Our reporter Bernard gives us the highs and lows, notably accessibility, of the ‘Football Weekly’ live tour he attended in Manchester.
Like many football fans, I follow regular football podcasts to keep me informed. There are an estimated 16m regular podcast listeners in the UK and some of the most popular are football podcasts. My favourite, and one of the most popular is the Guardian football weekly podcast which has been broadcasting since 2006.
During the football season, it broadcast three times a week with Max Rusden leading with three other commentators drawn from a list of 25 regulars. My favourite regulars, in addition to Max Rushden are Barry Glendenning and Jonathan Wilson. It is well informed, witty and is not afraid to comment on serious issues such as racism, sexism and corruption in football. As you would expect from the Guardian, the opinions are left of centre and tap into a vein of woke, urban, mainly male, banter that is entertaining.
So when my son suggested we go to the Guardian football weekly Live Tour when it visited Manchester, I readily agreed. Well, he didn’t actually invite me, but the friend he had intended to go with had to pull out, so I took the spare ticket.
The event was held at the Royal Northern College of Music on Father’s Day (June 19). It was one of eight shows across six cities that were planned. The RNCM theatre holds about 600 people and it was more or less packed. The show consisted of Max Rushden, Barry Glendenning, Philippe Auclair and Jonathan Liew.
The live shows are promoted on the podcast as being more revealing and sweary as they could say stuff that wouldn’t be allowed live on lawyer-vetted podcasts. In reality the show was just like the podcast except that you could see them do it live. They have obviously worked out a format that had a madcap feel to it, but came over as slick. It even had a pre-made video of the presenters acting a bit crazy in a Wetherspoons pub, and party piece guitar playing songs from Philippe Auclair and Max Rushden.
It was OK as a night out, but I wouldn’t bother to go and see it again even though I will continue to listen to the podcast (well, during the football season anyway). What interested me more was the audience. There were almost no women (no surprise there) but the vast majority of the men there all seemed to look the same.
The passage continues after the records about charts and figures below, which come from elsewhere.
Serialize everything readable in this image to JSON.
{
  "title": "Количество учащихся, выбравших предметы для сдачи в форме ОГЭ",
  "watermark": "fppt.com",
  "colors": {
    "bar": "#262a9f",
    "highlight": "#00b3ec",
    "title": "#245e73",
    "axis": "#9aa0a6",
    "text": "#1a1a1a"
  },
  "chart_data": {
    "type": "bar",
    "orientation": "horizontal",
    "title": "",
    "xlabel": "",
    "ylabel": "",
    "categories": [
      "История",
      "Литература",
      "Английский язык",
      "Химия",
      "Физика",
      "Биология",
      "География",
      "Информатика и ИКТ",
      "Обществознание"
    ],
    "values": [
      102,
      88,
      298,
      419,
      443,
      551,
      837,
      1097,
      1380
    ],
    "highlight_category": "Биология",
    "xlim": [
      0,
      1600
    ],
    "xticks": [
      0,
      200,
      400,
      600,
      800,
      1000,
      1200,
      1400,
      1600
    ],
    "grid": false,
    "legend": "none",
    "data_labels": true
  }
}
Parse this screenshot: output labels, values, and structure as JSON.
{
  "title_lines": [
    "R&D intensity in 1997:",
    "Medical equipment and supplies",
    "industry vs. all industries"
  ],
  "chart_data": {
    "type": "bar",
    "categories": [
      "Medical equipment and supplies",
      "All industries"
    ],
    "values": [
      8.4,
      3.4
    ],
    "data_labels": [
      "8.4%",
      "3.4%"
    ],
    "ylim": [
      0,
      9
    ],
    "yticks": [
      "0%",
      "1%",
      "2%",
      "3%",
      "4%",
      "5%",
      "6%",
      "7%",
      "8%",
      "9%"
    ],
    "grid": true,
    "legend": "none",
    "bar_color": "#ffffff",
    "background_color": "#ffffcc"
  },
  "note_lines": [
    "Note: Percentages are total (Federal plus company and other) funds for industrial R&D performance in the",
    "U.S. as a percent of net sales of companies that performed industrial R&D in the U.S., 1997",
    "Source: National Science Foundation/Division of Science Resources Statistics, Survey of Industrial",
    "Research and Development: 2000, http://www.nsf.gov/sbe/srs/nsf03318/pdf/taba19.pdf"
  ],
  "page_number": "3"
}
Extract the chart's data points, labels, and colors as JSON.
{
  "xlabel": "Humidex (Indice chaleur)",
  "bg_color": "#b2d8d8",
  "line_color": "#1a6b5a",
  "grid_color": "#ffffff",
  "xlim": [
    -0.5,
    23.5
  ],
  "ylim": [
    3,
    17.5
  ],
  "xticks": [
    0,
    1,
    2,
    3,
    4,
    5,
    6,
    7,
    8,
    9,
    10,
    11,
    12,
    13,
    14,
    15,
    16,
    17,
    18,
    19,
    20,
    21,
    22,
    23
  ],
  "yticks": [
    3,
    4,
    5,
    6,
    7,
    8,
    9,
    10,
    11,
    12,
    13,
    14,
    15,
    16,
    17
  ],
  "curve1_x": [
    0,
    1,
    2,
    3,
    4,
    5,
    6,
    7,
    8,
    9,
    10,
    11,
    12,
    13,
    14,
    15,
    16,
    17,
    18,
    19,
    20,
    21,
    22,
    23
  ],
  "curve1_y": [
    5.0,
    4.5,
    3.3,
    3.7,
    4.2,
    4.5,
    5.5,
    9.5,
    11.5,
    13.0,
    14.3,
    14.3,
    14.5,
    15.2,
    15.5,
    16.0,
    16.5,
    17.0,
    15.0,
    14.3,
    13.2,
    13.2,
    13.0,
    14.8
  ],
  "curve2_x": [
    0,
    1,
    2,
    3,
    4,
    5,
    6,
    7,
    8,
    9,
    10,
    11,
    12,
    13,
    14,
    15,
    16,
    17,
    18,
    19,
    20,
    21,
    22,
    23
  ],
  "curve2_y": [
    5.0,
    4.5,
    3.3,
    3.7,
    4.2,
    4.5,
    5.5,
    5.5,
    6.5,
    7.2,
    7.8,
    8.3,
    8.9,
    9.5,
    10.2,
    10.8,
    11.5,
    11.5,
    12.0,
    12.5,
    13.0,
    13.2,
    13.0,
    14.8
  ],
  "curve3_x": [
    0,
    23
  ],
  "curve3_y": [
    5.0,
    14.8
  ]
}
That is, age 25 to 40, Millennials and Gen-Z, with stubbly beards, wearing athleisure clothing and likely to be living in hipster and boho areas like Ancoats, Northern Quarter, Chorlton, Levenshulme and West Didsbury.
So alike did they look, that I had difficulty finding my son after he had gone to the bar.
I mentioned the uniformity of the audience to my son. He agreed, but said that if I really wanted to find an audience that looked alike I should go to another live football podcast event, for the Quickly Kevin fans. Its full name is Quickly Kevin; will he score?” and is a football podcast about 90’s football. Its host is comedian Josh Widdicombe with co-hosts Chris Scull and Michael Marden. The podcast aims to revisit funny stories and events from the 90’s football era. This is a cult and niche interest and the audience consists of men who had grown up and got interested in football in the 1990s.
There is nothing wrong with this; we are all members of tribes of like-minded people. The people I consider to be friends all seem to agree on politics and many other issues. We also tend to live in areas where neighbours and acquaintances are also more likely to share our beliefs and vote the same way. We joke about living in a bubble.
The live podcast event though, was an opportunity to view in person a tribe I wasn’t really a member of. It was overwhelmingly young-ish, male, able bodied and white. As an older disabled person it was all a bit disorientating – especially as to get out at the end of the event, I had to climb the stairs (with inadequate rails) after being stopped by security men from going through the ground floor emergency exits.
The football season starts in less than a month. I look forward to that and to listening to football podcasts. There is always something fresh and optimistic about a new season, with pitches in perfect condition and new signings to look forward to – even, if like me, you are a Manchester United supporter.